The fact that the Arabic Bible has been translated to serve different functions for different audiences within diverse socio-cultural and historical settings makes re-translation an unavoidable necessity. Re-translators do not work in a vacuum; they produce new versions of the same ST (the Bible in this case) against the backdrop of an existing translation that has once enjoyed the status of an ‘authoritative’ version. In this presentation, the two categories of ‘retranslation’ and ‘authoritative translation’ are approached as socio-cultural constructs. Aided by insights from the sociology of translation, and using examples from the history of the Bible in Arabic, the following questions will be posed: what is an ‘authoritative translation’ of the Bible? What is it that makes it ‘authoritative’ and for whom? And what strategies are used by a re-translation to challenge the status of the ‘authoritative version’.
About the speaker
Sameh Hanna is currently a Global Translation Advisor in-training a Bible Translation Consultant at United Bible Societies.

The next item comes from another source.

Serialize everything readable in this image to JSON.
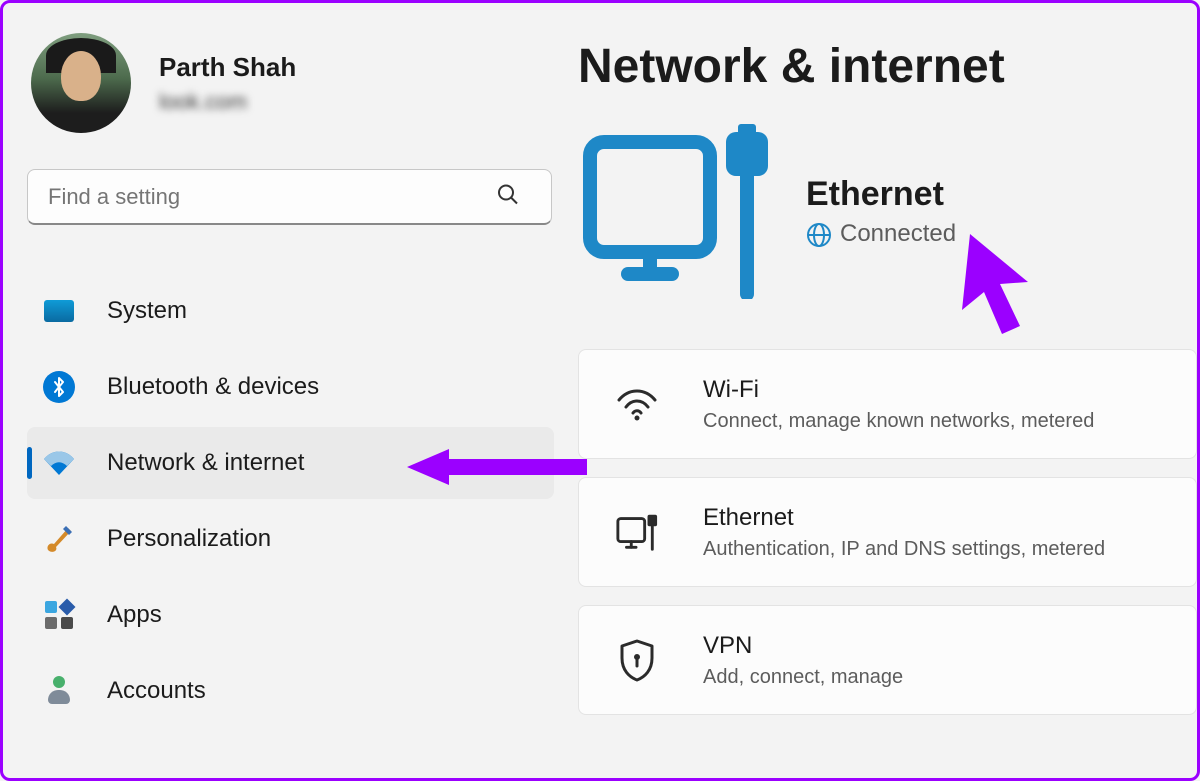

Previously he was an Associate Professor in Arabic Literature and Translation at the University of Leeds, UK. His research interests include sociology of translation, Shakespeare in Arab culture and translating sacred texts, on which he has published numerous articles in peer-reviewed journals and chapters in edited volumes. His book, Bourdieu in Translation Studies: The Socio-cultural Dynamics of Shakespeare Translation in Egypt was published with Routledge in 2016. He is currently working on a book on the translation of teh Bible into Arabic and the construction of Arab Christian identity. His is also the associate editor of Target.